Comeback. The energy-to-construction conglomerate is back with a change in mindset and strategy.
The Hindu Business Line
A new energy is driving the Essar Group, which has seen a resurrection after being taken to the brink of bankruptcy. Thanks to the bitter lessons learnt from the past, Essar 2.0 is very different, though the core focus remains the same.
The business approach has changed in several ways. One, no relying on debt now as it was over-leveraging that brought down the group. It plans to execute and implement projects through partnerships, and raise funds through debt securities.
Two, it is looking at an asset light model. Earlier it had total ownership of all the infrastructure in its portfolio. It still has assets, but it is executing them with partners. What Essar brings to the table is its expertise, skills and experience in the sectors. As an example of the above two, in February, the group announced a $3.6 billion investment by Essar Energy Transition in low carbon energy transition projects. It will be done over a period of five years with a partner who will provide a considerable portion of the equity.
Three, the owners — the Ruia family with Prashant Ruia in the driver’s seat — prefer to think of themselves as investors rather than promoters. The change in mindset is expected to result in a focus on returns and on shareholder interest. This is a departure from the self-centric ‘Lala’ mindset of the past.
Four, risk mitigation has become a key strategy for the company, and it has also appointed a Chief Risk Officer. The company has de-risked its operations by spreading them across India, the UK, the US, Vietnam and Saudi Arabia. Of the $3.6 billion proposed investment, two-thirds are earmarked for the UK.
Energy was the focus of the old Essar, and it remains so. The difference is in the technologies. Its earlier focus on energy was through refineries, exploration, production, downstream and retail, in effect the entire value chain. The theme has changed to decarbonisation, investing in innovative technologies to deliver green and clean energies through renewable sources. “The idea is to remain focused on the value chain but with future technologies,” says Ruia. The group is therefore undertaking a blue hydrogen project in the UK, through its joint venture with Vertex, developing a green ammonia import terminal in the UK and checking the feasibility of a green ammonia project in India too.
Steeling itself anew
Along with energy, it will continue to play in infrastructure and logistics, metals and mining, technology and retail.

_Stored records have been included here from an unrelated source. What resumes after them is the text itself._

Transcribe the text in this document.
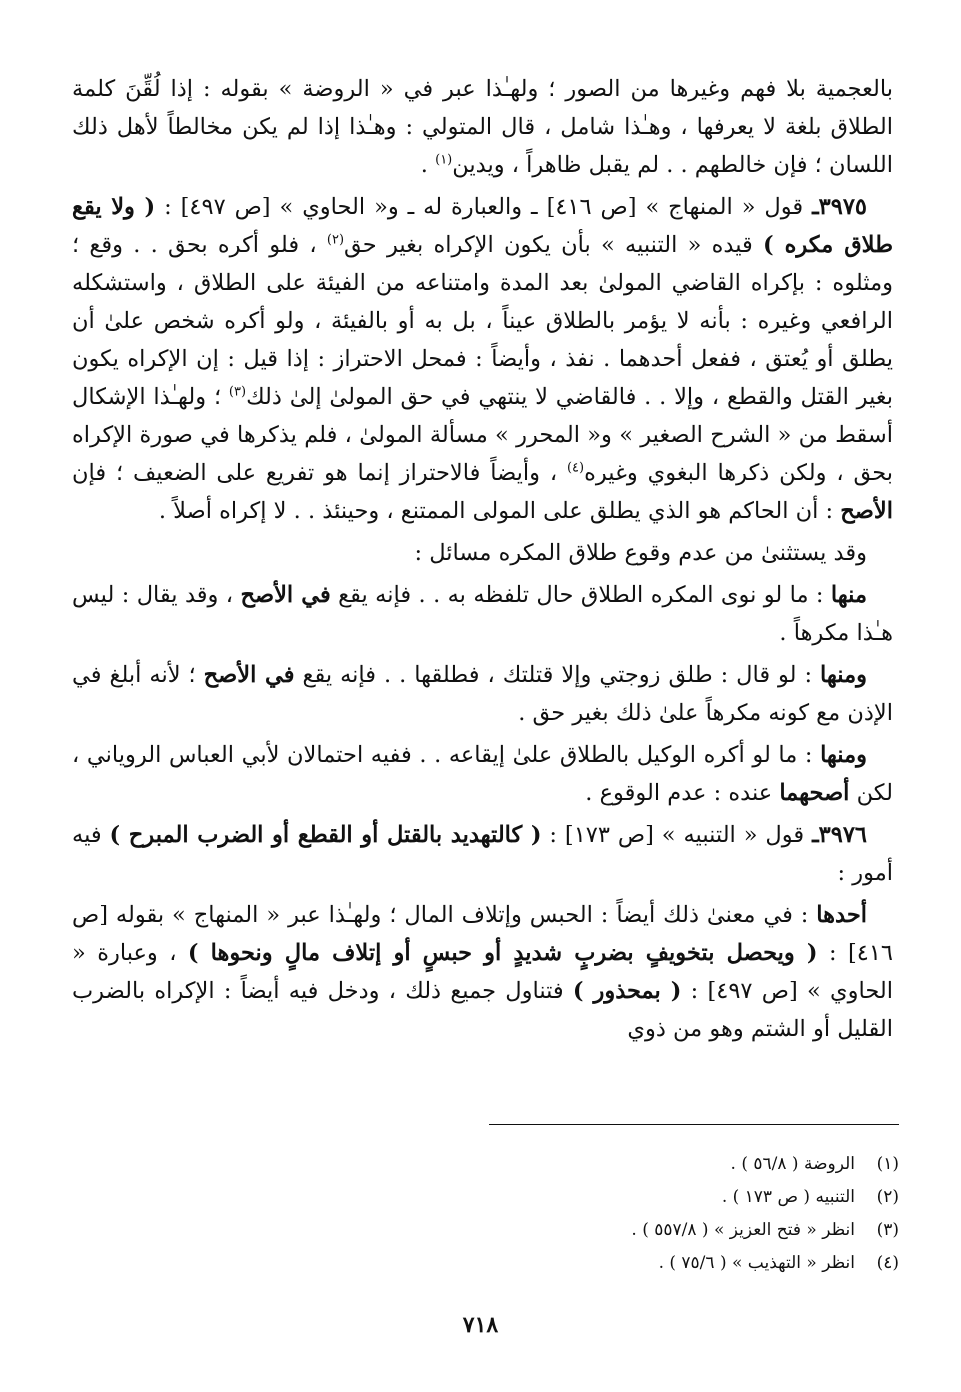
بالعجمية بلا فهم وغيرها من الصور ؛ ولهـٰذا عبر في « الروضة » بقوله : إذا لُقِّنَ كلمة الطلاق بلغة لا يعرفها ، وهـٰذا شامل ، قال المتولي : وهـٰذا إذا لم يكن مخالطاً لأهل ذلك اللسان ؛ فإن خالطهم . . لم يقبل ظاهراً ، ويدين$^{(١)}$ .
٣٩٧٥ـ قول « المنهاج » [ص ٤١٦] ـ والعبارة له ـ و« الحاوي » [ص ٤٩٧] : ( ولا يقع طلاق مكره ) قيده « التنبيه » بأن يكون الإكراه بغير حق$^{(٢)}$ ، فلو أكره بحق . . وقع ؛ ومثلوه : بإكراه القاضي المولىٰ بعد المدة وامتناعه من الفيئة على الطلاق ، واستشكله الرافعي وغيره : بأنه لا يؤمر بالطلاق عيناً ، بل به أو بالفيئة ، ولو أكره شخص علىٰ أن يطلق أو يُعتق ، ففعل أحدهما . نفذ ، وأيضاً : فمحل الاحتراز : إذا قيل : إن الإكراه يكون بغير القتل والقطع ، وإلا . . فالقاضي لا ينتهي في حق المولىٰ إلىٰ ذلك$^{(٣)}$ ؛ ولهـٰذا الإشكال أسقط من « الشرح الصغير » و« المحرر » مسألة المولىٰ ، فلم يذكرها في صورة الإكراه بحق ، ولكن ذكرها البغوي وغيره$^{(٤)}$ ، وأيضاً فالاحتراز إنما هو تفريع على الضعيف ؛ فإن الأصح : أن الحاكم هو الذي يطلق على المولى الممتنع ، وحينئذ . . لا إكراه أصلاً .
وقد يستثنىٰ من عدم وقوع طلاق المكره مسائل :
منها : ما لو نوى المكره الطلاق حال تلفظه به . . فإنه يقع في الأصح ، وقد يقال : ليس هـٰذا مكرهاً .
ومنها : لو قال : طلق زوجتي وإلا قتلتك ، فطلقها . . فإنه يقع في الأصح ؛ لأنه أبلغ في الإذن مع كونه مكرهاً علىٰ ذلك بغير حق .
ومنها : ما لو أكره الوكيل بالطلاق علىٰ إيقاعه . . ففيه احتمالان لأبي العباس الروياني ، لكن أصحهما عنده : عدم الوقوع .
٣٩٧٦ـ قول « التنبيه » [ص ١٧٣] : ( كالتهديد بالقتل أو القطع أو الضرب المبرح ) فيه أمور :
أحدها : في معنىٰ ذلك أيضاً : الحبس وإتلاف المال ؛ ولهـٰذا عبر « المنهاج » بقوله [ص ٤١٦] : ( ويحصل بتخويفٍ بضربٍ شديدٍ أو حبسٍ أو إتلاف مالٍ ونحوها ) ، وعبارة « الحاوي » [ص ٤٩٧] : ( بمحذور ) فتناول جميع ذلك ، ودخل فيه أيضاً : الإكراه بالضرب القليل أو الشتم وهو من ذوي
(١)الروضة ( ٥٦/٨ ) .
(٢)التنبيه ( ص ١٧٣ ) .
(٣)انظر « فتح العزيز » ( ٥٥٧/٨ ) .
(٤)انظر « التهذيب » ( ٧٥/٦ ) .
٧١٨
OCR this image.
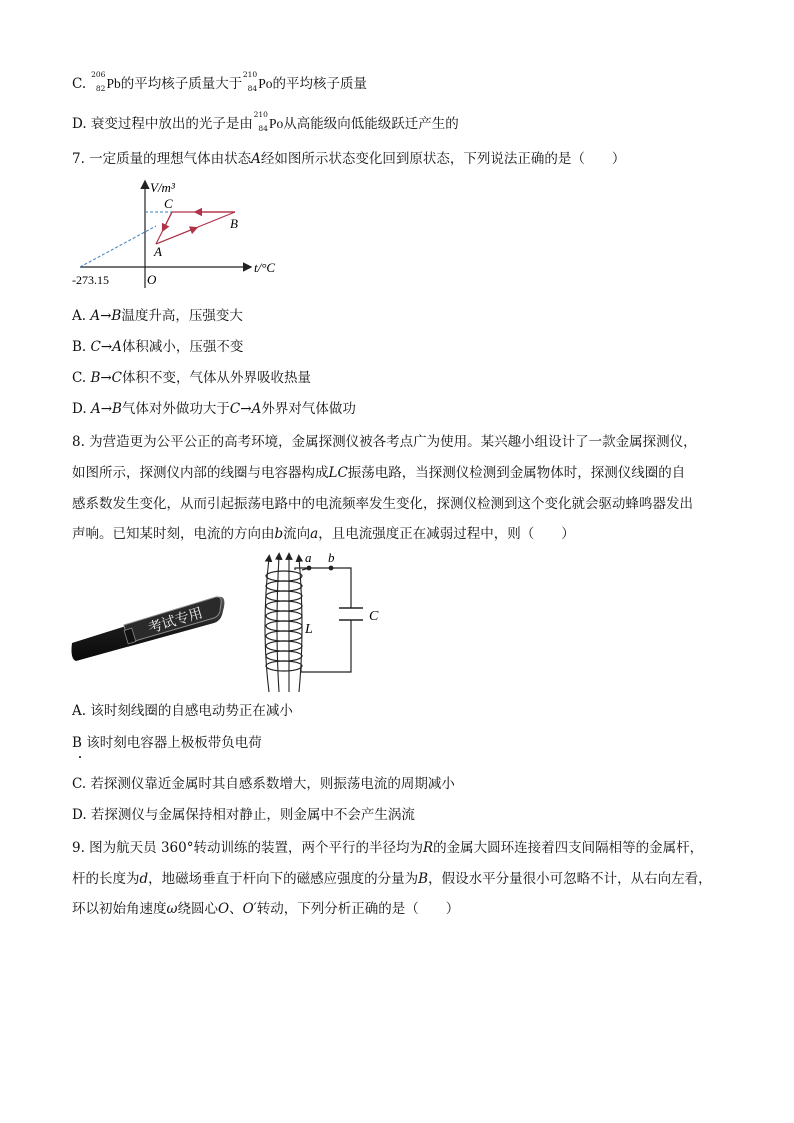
C.
206
82 Pb的平均核子质量大于
210
84 Po的平均核子质量
D. 衰变过程中放出的光子是由
210
84 Po从高能级向低能级跃迁产生的
7. 一定质量的理想气体由状态A经如图所示状态变化回到原状态，下列说法正确的是（　　）
V/m³
t/°C
O
-273.15
A
B
C
A. A→B温度升高，压强变大
B. C→A体积减小，压强不变
C. B→C体积不变，气体从外界吸收热量
D. A→B气体对外做功大于C→A外界对气体做功
8. 为营造更为公平公正的高考环境，金属探测仪被各考点广为使用。某兴趣小组设计了一款金属探测仪，
如图所示，探测仪内部的线圈与电容器构成LC振荡电路，当探测仪检测到金属物体时，探测仪线圈的自
感系数发生变化，从而引起振荡电路中的电流频率发生变化，探测仪检测到这个变化就会驱动蜂鸣器发出
声响。已知某时刻，电流的方向由b流向a，且电流强度正在减弱过程中，则（　　）
考试专用
a b
L
C
A. 该时刻线圈的自感电动势正在减小
B 该时刻电容器上极板带负电荷
C. 若探测仪靠近金属时其自感系数增大，则振荡电流的周期减小
D. 若探测仪与金属保持相对静止，则金属中不会产生涡流
9. 图为航天员 360°转动训练的装置，两个平行的半径均为R的金属大圆环连接着四支间隔相等的金属杆，
杆的长度为d，地磁场垂直于杆向下的磁感应强度的分量为B，假设水平分量很小可忽略不计，从右向左看，
环以初始角速度ω绕圆心O、O′转动，下列分析正确的是（　　）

It was the ambitious steel plant in Hazira that triggered the downfall in Essar’s fortunes. Putting behind that debacle, the group is back in the steel business but it is hedging its bets across the US (Minnesota), India (Odisha) and the Middle East (Saudi Arabia), from pellets to finished steel, with a total investment of around $8 billion.
The group is investing about $4 billion on an integrated flat steelwork in Saudi Arabia, which is scheduled for commission by the end of 2025, subject to getting gas linkages in place. After having relinquished Essar Steel to ArcelorMittal in 2019, this is a fresh foray in steel.
The group has also announced an investment of $1.5 billion in Odisha, where it intends to set up an iron ore pellet plant in about 30 months. The project is awaiting land allocation. The third project, Mesabi Metallics is in the US, where it is building a pellet project. It has already invested about $1.5 billion so far.
Given an expected rebound in steel, it’s a strategic investment. As Manish Chowdhury, Head of Research, Stoxbox says, “With a contraction in global steel production in 2022, we expect a rebound in steel production led by India and a likely turnaround in the US and Europe. India is likely to be a bright spot in the global context due to robust domestic demand evidenced from the government’s continued support to shore up the infrastructure sector, and a higher scope for exports due to significant capacity shutdowns in China.”
Adds Chowdhury, “We also believe that Essar Steel is trying to capture the large opportunity emanating from the infrastructure needs of the earthquake-hit Turkey and Syria, and the large export possibility from the Middle East due to its location advantage by setting up a plant in Saudi Arabia.”
Despite the flurry of projects and big investments, insiders say the group is taking things slowly. Most of the big investments are spread over a period of several years.
There is also the question of funding. Indian banks, who had to take a substantial haircut on their exposure to Essar Steel, are understandably not queuing up to offer loans to the group.
A former banker from one of Essar’s erstwhile lenders said that banks had become extremely risk averse when it came to lending to companies that had defaulted in the past. “It’s not that they will not lend. But approvals may probably take longer, and they will be more cautious,” he said.
If required, the group may access the debt market through the issue of debentures or bonds either in India or overseas. Or get loans from overseas institutions.
Foreign lenders are more concerned with the business aspects and their potential.
Despite the reverses it has suffered, and the challenges, the Essar Group seems determined to stay. Its existing businesses have already generated $15 billion in revenue and an EBITDA of $1 billion. A substantial portion of the revenue — around $11 billion — came from its Stanlow Terminal in the UK, an independent bulk liquid storage business with 3 million cubic metres of capacity. The Essar group holds port assets in India and the UK, and some power and energy assets.
Its future will depend a lot on whether the new approach works or not.